Wenn die Sirene singt
Buch 6

Sie hatten sich beraten und waren zum Schluss gekommen, zur nördlichen Seite des Flusses zu wechseln. Shumba war der Chef der Gruppe und Aramis war froh darüber. Er wollte die Verantwortung nicht übernehmen. Die zwei kleinen Katzen gehorchten sowieso. Ihnen war alles egal, Hauptsache, sie wären bald wieder daheim. Die Reise schien ihnen unendlich und anstrengend. Sie hatten sich auch schon überlegt, ob sie nicht einfach stehen bleiben wollten. Doch dann überkam sie wieder die Angst. Was würde aus ihnen werden, wenn kein grosser Kater wie Shumba auf sie aufpassen würde?

Lange war es noch nicht her, seit dem Zeitpunkt als sie vor genau dieser Haustüre stand, ein kleines, schwarzes, abgemagertes Kätzchen. Kati hatte grosses Mitleid mit ihr und gab ihr etwas Futter. Dann sollte die Katze wieder gehen, denn Kati wollte kein Haustier. Dies bedeutet, angebunden zu sein und Verantwortung zu tragen. Und dafür hatte sie weder Zeit noch Lust. Sie war erst kürzlich hierher gezogen, weg aus der lauten Stadt. Wegen ihres Jobs war sie ständig unterwegs und selten daheim. Wie hätte sie da ein Haustier halten können? Nein, das kam ja gar nicht in Frage. Auch ihr Freund fand die Idee schlecht. Also schickte man die schöne Sira wieder weg.
Am nächsten Tag stand die Schwarze wieder dort. Mit ihren treuen, gelben Augen fixierte sie das Haus. Ihr entging nichts. Sie konnte jeden um die Pfote wickeln. Viel wollte sie ja nicht, lediglich ein warmes Plätzchen und etwas Futter. Sie sah Kati und ihren Partner in der Küche stehen. Sie sprang auf den Fenstersims und verlangte Einlass. Doch nichts passierte. Also hockte sie sich auf den Gartenstuhl und fixierte die Türe. Das Paar schielte zu ihr hinaus auf den Gartensitzplatz. Nein, heute würden sie stark bleiben und die Kleine hungern lassen! Nicht dass sie sich noch bei ihnen einschlich. Sie setzten sich ins Wohnzimmer, mit dem Rücken zum Garten, denn sie konnten nicht mehr in die schönen Augen der Schwarzen sehen. Sie spürten den bohrenden Blick in ihrem Rücken. Irgendwie verlief der Abend aber eigenartig und unruhig. Es dauerte keine Viertelstunde, als Stefan in die Küche eilte, um Mineralwasser zu holen, eine Arbeit, die normalerweise Kati verrichtete. Auch schien an diesen Abend mit Katis Blase etwas nicht zu stimmen. Sie musste ständig zur Toilette. Es war ein stetes Hin und Her. Der Krimi im Fernsehen war zwar spannend, doch keiner konnte dem Geschehen so richtig folgen. Mit den Gedanken war man abwesend.

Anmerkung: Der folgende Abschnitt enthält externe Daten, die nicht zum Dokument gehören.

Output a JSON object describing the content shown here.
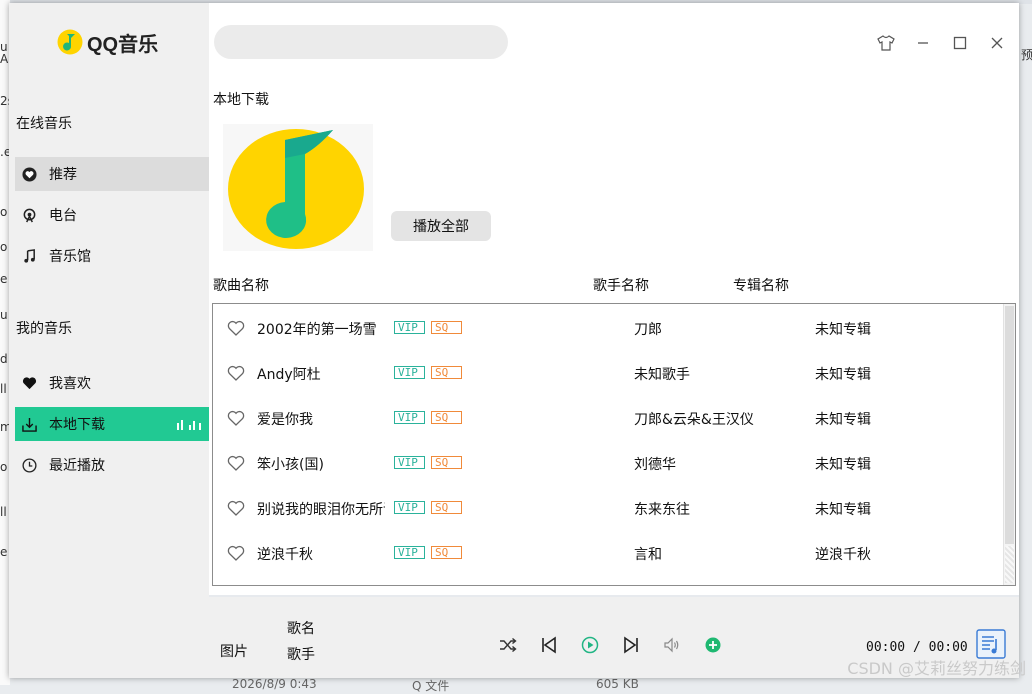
{
  "app": {
    "logo_text": "QQ音乐"
  },
  "sidebar": {
    "online_title": "在线音乐",
    "online_items": [
      {
        "label": "推荐",
        "icon": "heart-circle-icon"
      },
      {
        "label": "电台",
        "icon": "radio-icon"
      },
      {
        "label": "音乐馆",
        "icon": "music-note-icon"
      }
    ],
    "my_title": "我的音乐",
    "my_items": [
      {
        "label": "我喜欢",
        "icon": "heart-icon"
      },
      {
        "label": "本地下载",
        "icon": "download-icon"
      },
      {
        "label": "最近播放",
        "icon": "clock-icon"
      }
    ]
  },
  "search": {
    "placeholder": ""
  },
  "page": {
    "title": "本地下载",
    "play_all": "播放全部",
    "columns": {
      "song": "歌曲名称",
      "artist": "歌手名称",
      "album": "专辑名称"
    }
  },
  "badges": {
    "vip": "VIP",
    "sq": "SQ"
  },
  "songs": [
    {
      "title": "2002年的第一场雪",
      "artist": "刀郎",
      "album": "未知专辑"
    },
    {
      "title": "Andy阿杜",
      "artist": "未知歌手",
      "album": "未知专辑"
    },
    {
      "title": "爱是你我",
      "artist": "刀郎&云朵&王汉仪",
      "album": "未知专辑"
    },
    {
      "title": "笨小孩(国)",
      "artist": "刘德华",
      "album": "未知专辑"
    },
    {
      "title": "别说我的眼泪你无所谓",
      "artist": "东来东往",
      "album": "未知专辑"
    },
    {
      "title": "逆浪千秋",
      "artist": "言和",
      "album": "逆浪千秋"
    }
  ],
  "player": {
    "picture_label": "图片",
    "song_name": "歌名",
    "artist_name": "歌手",
    "time": "00:00 / 00:00"
  },
  "colors": {
    "accent": "#21c993",
    "vip": "#2ab29b",
    "sq": "#f08a3a"
  },
  "watermark": "CSDN @艾莉丝努力练剑",
  "background": {
    "left_letters": [
      "u",
      "A",
      "2s",
      ".e",
      "o",
      "o",
      "e",
      "u",
      "d",
      "ll",
      "m",
      "o",
      "ll",
      "e"
    ],
    "top_right_fragment": "预",
    "bottom_fragments": [
      "2026/8/9 0:43",
      "Q 文件",
      "605 KB"
    ]
  }
}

Als Kati gegen Mitternacht schon zum fünften Mal zur Toilette musste, schlich Stefan ihr nach. Er sah sie durch den Flur eilen. Sie schielte kurz zum Wohnzimmer und bog dann ab zur Küche. Dann öffnete sie die Tür zum Garten, setzte sich auf den Boden und hielt der kleinen Schwarzen ein paar Stückchen Fleisch vor die Nase. Gott sei Dank sass sie mit dem Rücken zur Tür. Stefan schlich sich an ihr vorbei in den Garten und nahm still und leise den kleinen Teller weg, der kaum einen Meter entfernt unter dem Gartentisch stand. Diesen hatte er vor einer halben Stunde auf den Sitzplatz gestellt. Nun war er leergefegt. Nur noch ein paar Spuren Sauce liessen darauf schliessen, dass hier eine Katze rumgeschlabbert hatte. Als Kati sich umdrehte, sah sie Stefan. Er fühlte sich ertappt wie ein Lausejunge nach einem Streich. Eine Röte stieg in sein Gesicht. In seiner rechten Hand hielt er den leeren Teller. Sie schauten sich in die Augen. Dann mussten beide wie auf Kommando lachen. Sie nahmen sich in die Arme und drückten sich. Ihr Verstand sagte nein, ihr Herz jedoch ja. Wahrscheinlich war es einfach Schicksal. Seit diesem Abend war Sira hier Stammgast.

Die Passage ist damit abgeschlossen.